SNI on a pool of webservers


#1

So we are a hosting provider looking to provide lowcost/free SSL for our customers.
Our web servers host sites for our customers, you can get to any site from any of the web servers, load balanced etc.

How would I implement this? or is it even possible


#2

It certainly possible but it does have several challenges.

If you use http validation then all the servers that could respond for a particular domain have to either share the same filesystem (so the challenge file can be served up to Let’s Encrypt for validation) or you need to send all requests to /.well-known/acme-challenge to one server only.

If you use DNS validation (whereby you use DNS apis to create a TXT record with the challenge answer) then any machine can do the validation and certificate request (even a desktop).

In either case, Certificate deployment would require custom scripting (a post-request script) to copy (and name) the pfx where you need it, usually a Central Certificate Store like a UNC path. Alternatively you would custom script binding updates per server/site yourself.

We don’t currently provide any specialised functionality for load balanced sites but it may well be a feature eventually, some thought has gone into centrally orchestrating validation and deployment but only a little so far.


#3

Would it be a worthwhile addition as part of the deployment options to have a way to automatically export (and possibly name?) the PFX with a specific password. This could streamline the process of using a centralised certificate store. I know it’s possible with post-scripts, but it would make sense to have the option natively if it’s not too difficult to implement (which obviously, would be up to the team!)


#4

Yes, Central Certificate Store support is a feature which we will eventually have (it affects naming of the exported files as well as attributes of the bindings we update/add) , it just needs to be implemented.


#5

I’ve been working through this recently, here’s a cert export powershell script I wrote which works for me. This is to export all certs in the store to pfx with the appropriate name required by IIS centralised certificate management.

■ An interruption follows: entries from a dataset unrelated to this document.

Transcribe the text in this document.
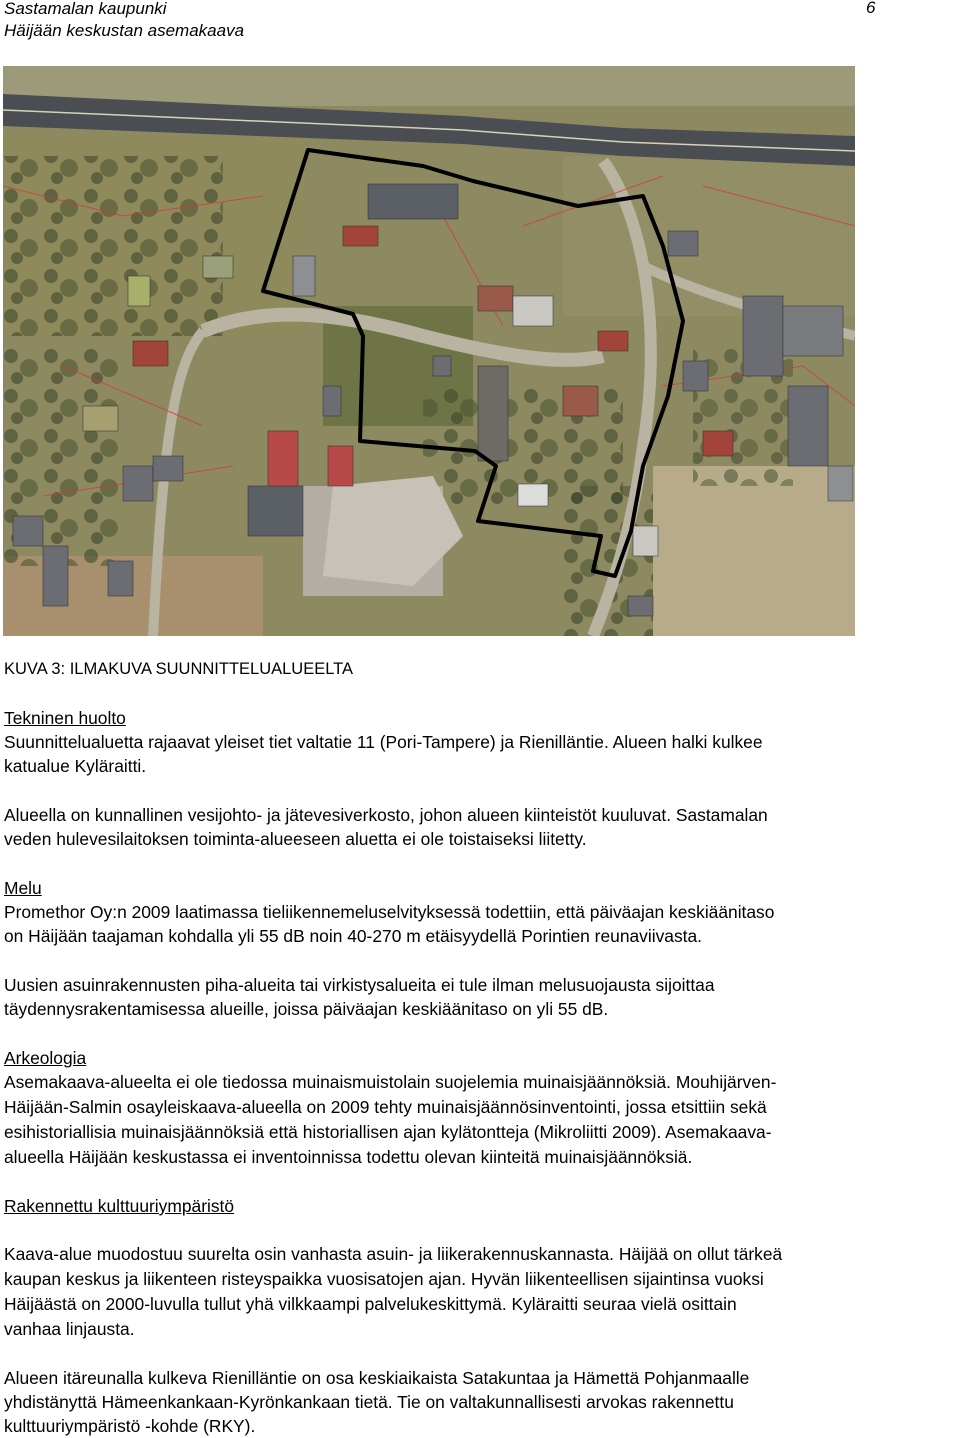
Sastamalan kaupunki
Häijään keskustan asemakaava
6

KUVA 3: ILMAKUVA SUUNNITTELUALUEELTA

Tekninen huolto

Suunnittelualuetta rajaavat yleiset tiet valtatie 11 (Pori-Tampere) ja Rienilläntie. Alueen halki kulkee

katualue Kyläraitti.

Alueella on kunnallinen vesijohto- ja jätevesiverkosto, johon alueen kiinteistöt kuuluvat. Sastamalan

veden hulevesilaitoksen toiminta-alueeseen aluetta ei ole toistaiseksi liitetty.

Melu

Promethor Oy:n 2009 laatimassa tieliikennemeluselvityksessä todettiin, että päiväajan keskiäänitaso

on Häijään taajaman kohdalla yli 55 dB noin 40-270 m etäisyydellä Porintien reunaviivasta.

Uusien asuinrakennusten piha-alueita tai virkistysalueita ei tule ilman melusuojausta sijoittaa

täydennysrakentamisessa alueille, joissa päiväajan keskiäänitaso on yli 55 dB.

Arkeologia

Asemakaava-alueelta ei ole tiedossa muinaismuistolain suojelemia muinaisjäännöksiä. Mouhijärven-

Häijään-Salmin osayleiskaava-alueella on 2009 tehty muinaisjäännösinventointi, jossa etsittiin sekä

esihistoriallisia muinaisjäännöksiä että historiallisen ajan kylätontteja (Mikroliitti 2009). Asemakaava-

alueella Häijään keskustassa ei inventoinnissa todettu olevan kiinteitä muinaisjäännöksiä.

Rakennettu kulttuuriympäristö

Kaava-alue muodostuu suurelta osin vanhasta asuin- ja liikerakennuskannasta. Häijää on ollut tärkeä

kaupan keskus ja liikenteen risteyspaikka vuosisatojen ajan. Hyvän liikenteellisen sijaintinsa vuoksi

Häijäästä on 2000-luvulla tullut yhä vilkkaampi palvelukeskittymä. Kyläraitti seuraa vielä osittain

vanhaa linjausta.

Alueen itäreunalla kulkeva Rienilläntie on osa keskiaikaista Satakuntaa ja Hämettä Pohjanmaalle

yhdistänyttä Hämeenkankaan-Kyrönkankaan tietä. Tie on valtakunnallisesti arvokas rakennettu

kulttuuriympäristö -kohde (RKY).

You will need to set your own output folder and export secret passphase.

edit: if you have more than one common name in a cert, a separate pfx is required for each. You’ll need to configure certify and/or the script to deal with that.

edit 2: formatting


dir cert:\localmachine\my | 
Where-Object { $_.hasPrivateKey -and $_.PrivateKey.CspKeyContainerInfo.Exportable } | 
	Foreach-Object { 
		$filename = "$($_.Subject).pfx"
		$filename = $filename -replace "CN=", ""
		[system.IO.file]::WriteAllBytes(
			"w:\IIS-Shared\$filename", 
			($_.Export('PFX', 'secret')) 
		) 		
	}

Using Certify the web on more than one server
#6

@mikewells awesome, looks like a very efficient solution. We will eventually have native CCS support but scripting is the best way currently.